The Overseas Operations Act also intends to stop investigations into alleged crimes by UK troops. When combined with the BBR, it indicates a downward spiral.
Back in August 2020, The Canary reported on claims that UK authorities had covered up hundreds of war crimes in Afghanistan and Iraq. A BBC article revealed evidence of what two former officers described as a “deliberate policy” to kill unarmed civilians.
But the Overseas Operations Act and the provisions in the BBR will make it difficult, if not impossible, to seek justice for human rights breaches committed by UK armed forces.
More curbs on protests
Further, the BBR wants to replace “freedom of expression” with “freedom of speech”. The JCHR argues that:
the commitment to a more restrictive “freedom of speech” rather than to “freedom of expression” appears to be an attempt to deliberately minimise elements of the right protected under Article 10 ECHR – most obviously the right to protest.
This change in emphasis is important, as it equates to a restriction on protests. That restriction is complemented by more restrictions on protests via the Police, Crime, Sentencing and Courts Act and the Public Order Bill.

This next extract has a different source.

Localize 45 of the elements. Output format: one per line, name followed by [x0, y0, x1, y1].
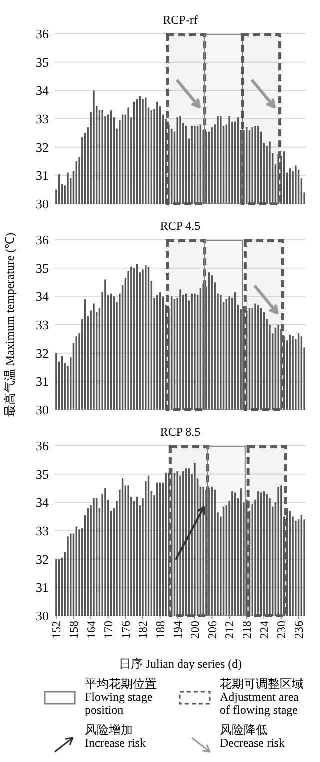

Yet Raab has criticised restrictions on protests elsewhere in the world, such as Belarus and Myanmar, without any regard for the abject hypocrisy of his position.
Consent of devolved nations required
Moreover, on procedural matters, the JCHR refers to the Sewel convention and points out that:
there are two limbs to the Sewel convention which provides that the UK parliament will not normally legislate with regard to devolved matters without the consent of the Scottish Parliament, Northern Ireland Assembly and the Welsh Senedd.
In this respect, and based on advice from legal experts, the JCHR adds:
The Government should not proceed [with the bill] without the consent of the devolved legislatures.
While the Sewel convention is not legally binding, the UK government is expected:
to consult with the devolved administrations early in the process, to ensure that devolved views are taken into account.
So once the BBR had been introduced in parliament, the legislatures in Edinburgh, Cardiff and Belfast would need to publish a memorandum of consent. Prior to the final amendment stage, the devolved legislatures would then grant or withhold their consent of the bill in part or whole.
But by ignoring that convention, Raab has signalled his contempt for the devolved nations.
Criminalising dissent
It’s apparent from the letter that the Westminster government has not followed the Sewel convention, despite the likely fallout. There are also many other concerns that appear to render the bill unworkable.
The JCHR makes it clear that, in its view, the BBR is not fit for purpose, saying:
we believe the Government has failed to make the case for repealing and replacing the HRA with a Bill of Rights in the form proposed.
However, the government has a tendency to ignore such criticisms, even if they might be as damning as they are in this case.
Moreover, the bombardment of recent legislation aimed at massively restricting our rights appears relentless, with the overall aim of criminalising dissent.